Question: If I am a capital gains investor, what is in it for me by investing in an Qualified Opportunity Zone Fund and will I be able get rid of my Capital Gains tax bill?

Mark Politi: If an investors invest in qualified opportunity zone funds, whether it’s in real estate or business specific funds (non-real estate), the investor can postpone of the current capital gain tax payment until December 31, 2026 and a complete elimination of the future capital gains earned on that opportunity zone investment if they hold onto it for 10 years or longer. The complete elimination of future capital gains invested in an opportunity zone investment is a big deal and many investors are missing out on it.

Question: Why would a business want to create, develop and launch their own Qualified Opportunity Zone Fund to raise capital for their business or real estate instead of going the traditional route to Venture Capital?

Mark Politi: Instead of pleading with friends, family, business colleagues, VC’s and others to invest in your business or real estate project. Opportunity Zone tax incentives are only available for accredited investors who have a current capital gain tax liability. You cannot not offer these tax incentives to a regular investor. The Treasure Department, SBA, HUS and the IRS have provided businesses and real estate firms with these unique Opportunity Zone tax incentives to attract these capital gains investors to redeploy their investments into Opportunity Zone Fund investments by giving them these unique tax breaks that no one else can get.

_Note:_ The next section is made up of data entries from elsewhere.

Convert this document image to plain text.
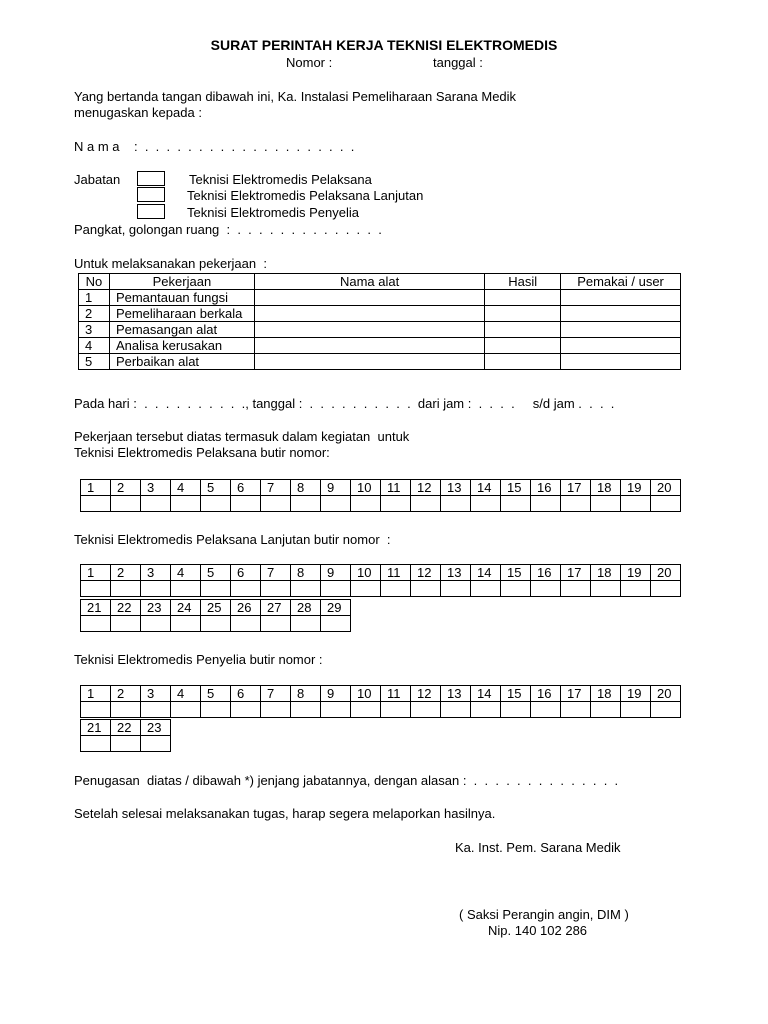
SURAT PERINTAH KERJA TEKNISI ELEKTROMEDIS
Nomor :	tanggal :
Yang bertanda tangan dibawah ini, Ka. Instalasi Pemeliharaan Sarana Medik
menugaskan kepada :
N a m a :  .  .  .  .  .  .  .  .  .  .  .  .  .  .  .  .  .  .  .  .
Jabatan	Teknisi Elektromedis Pelaksana
Teknisi Elektromedis Pelaksana Lanjutan
Teknisi Elektromedis Penyelia
Pangkat, golongan ruang  :  .  .  .  .  .  .  .  .  .  .  .  .  .  .
Untuk melaksanakan pekerjaan  :
No	Pekerjaan	Nama alat	Hasil	Pemakai / user
1	Pemantauan fungsi			
2	Pemeliharaan berkala			
3	Pemasangan alat			
4	Analisa kerusakan			
5	Perbaikan alat			
Pada hari :  .  .  .  .  .  .  .  .  .  ., tanggal :  .  .  .  .  .  .  .  .  .  .  dari jam :  .  .  .  .     s/d jam .  .  .  .
Pekerjaan tersebut diatas termasuk dalam kegiatan  untuk
Teknisi Elektromedis Pelaksana butir nomor:
1	2	3	4	5	6	7	8	9	10	11	12	13	14	15	16	17	18	19	20

Teknisi Elektromedis Pelaksana Lanjutan butir nomor  :
1	2	3	4	5	6	7	8	9	10	11	12	13	14	15	16	17	18	19	20

21	22	23	24	25	26	27	28	29

Teknisi Elektromedis Penyelia butir nomor :
1	2	3	4	5	6	7	8	9	10	11	12	13	14	15	16	17	18	19	20

21	22	23

Penugasan  diatas / dibawah *) jenjang jabatannya, dengan alasan :  .  .  .  .  .  .  .  .  .  .  .  .  .  .
Setelah selesai melaksanakan tugas, harap segera melaporkan hasilnya.
Ka. Inst. Pem. Sarana Medik
( Saksi Perangin angin, DIM )
Nip. 140 102 286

Question: Are there active capital gains investors out there, especially during the COVID19 Pandemic and would they be interested in investing in my Opportunity Zone Fund that we set up?

Mark Politi: From February 2020 to May 2020, over $700 Billion in personal capital gains were taken by investors seeking to exit from their investments. Where did they go? They have up to 180 days to deploy their capital gains by investing in a 1031 Exchange (a Real Estate Sale), where they only postpone the capital gain that will still be owed to the IRS in the future. Or if they took capital gains from stock, many did not realize that they could leverage Opportunity Zone Tax incentives from their stock sale to minimize their capital gains liability and eliminate future capital gains as long as it’s held in the Qualified Opportunity Zone Fund for 10 years.

Question: If I were an accredited investor at the Top tax bracket and let’s say I have a $1,000,000 capital gain from the sale of Real Estate or Stock, what may be my capital gains tax liability and what are my options in investing in an Opportunity Zone?

Mark Politi: Whether it was Real Estate or a stock sale that resulted in a $1,000,000 capital gain, you could receive the following by investing in a Qualified Opportunity Zone Fund.

1) You can postpone your Capital Gains tax bill until December 31, 2026.

2) At 6 year mark, you would pay a 10% reduction (Step Down in Basis), so you would be taxed on $900,000 not $1,000,000.

3) If you held the investment in that Qualified Opportunity Zone Fund for 10 years or longer, you would have Zero Capital gains when you exited the investment.

4) The same investment with the same rate of return in a non-opportunity zone fund investment, would have a 23.8% Capital Gains tax bill due at the 10 year mark. So, in this example, on $1,000,000 the capital gain investor would owe $238,000.

Question: Is it difficult or complicated to Raise Capital and launch your own Opportunity Zone Fund?

Mark Politi: Because of the complexities of the Opportunity Zone guidelines that were just recently updated as of December 2019, Business and Real Estate executives and their executive management teams have been seeking expert guidance on how to correctly create, develop and launch a Qualified Opportunity Zone Fund. We have launched over 70+ Opportunity Zone Funds in Real Estate, Technology, Oil & Gas, Co-Work, AI, Ecommerce, Retail, Building, and many other industries. We consult and guide our clients through the whole process and continue to advise them before, during and after the capital raise throughout the life cycle of the fund.